Trash hides great treasures. The last, a letter written by a soldier to his girlfriend, dated 1974, that a triage operator has found on the municipal solid waste sorting belt.
The letter was written by a 22-year-old soldier on April 21, 1974 from Santurce, when he was performing his military service.
The young man announces to his girlfriend that he only has 19 Sundays left to be together. Moment after which they will marry “and then always together, you’ll see how happy we are going to be,” he wrote excitedly.
The soldier informs his partner that he has cut his hair so his in-laws will no longer be able to call him “el melenas”. From their conversation it appears that the bride’s parents did not consider him a good match, as they described him as “hippie.” Although he insists in his writing that he has changed and asks the young woman to try to convince her parents that it is a serious relationship.
“It is logical that for the moment they distrust, because if they did not, I think they would have very little appreciation of you,” says the author of the letter, adding: “Tell them for me to try to get to know me a little better now and if at all after some time they continue to think the same thing, I myself will be the one to retire, if I am really not going to make you happy, although I know that this will not happen ”.
In another passage in the letter, the young man tells his girlfriend that he saw José Feliciano singing a song from the album they bought together on TV and sprinkles the letter with continuous displays of love and affection.
He says goodbye remembering that they have 127 days left to be together, “now forever.”
The letter was found by a triage operator who was struck by a paper that seemed very old.

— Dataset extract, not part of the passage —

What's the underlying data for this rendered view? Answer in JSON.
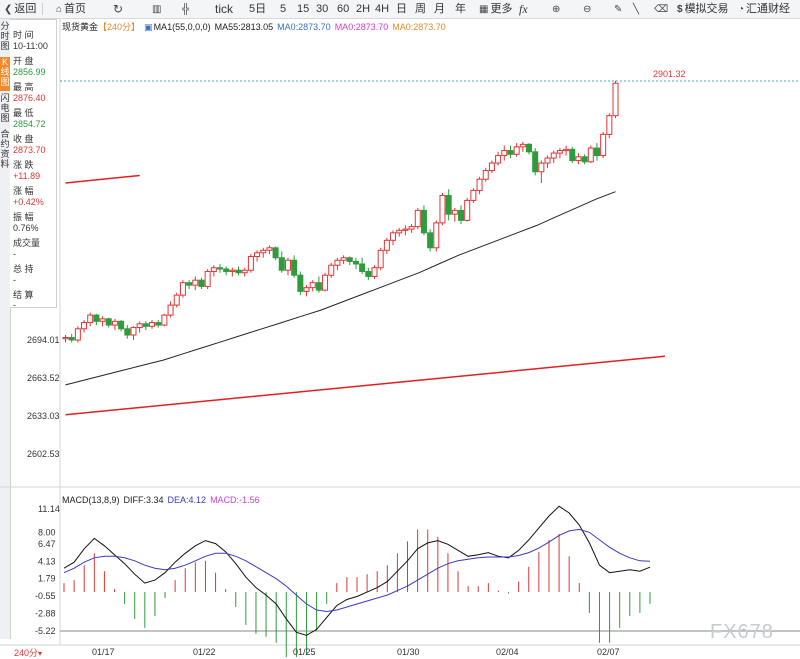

He rescued it from the tape and pushed it away as he continued his work. When her shift was over, she unfolded the pages and found that it was a love letter. She found it so tender and romantic that she handed it over to the shift manager to keep it.
The delegate of Urban Solid Waste of the Commonwealth of Municipalities of the Western Costa del Sol, Juan Luis Villalón, explains that complete documents or papers are rarely found on the RSU tape. “The paper and cardboard that arrives from the blue container is shredded in the selective belt; but in the RSU it is very strange to find complete sheets of paper because they stain and break in contact with the rest of the waste ”.
According to Villalón, “this letter reveals what relationships were like 40 years ago; it portrays a moment in our recent history, when there was no Internet, no social networks, or mobile phones; when couples communicated by letter on a daily basis without the distance being inconvenient to keep in touch ”.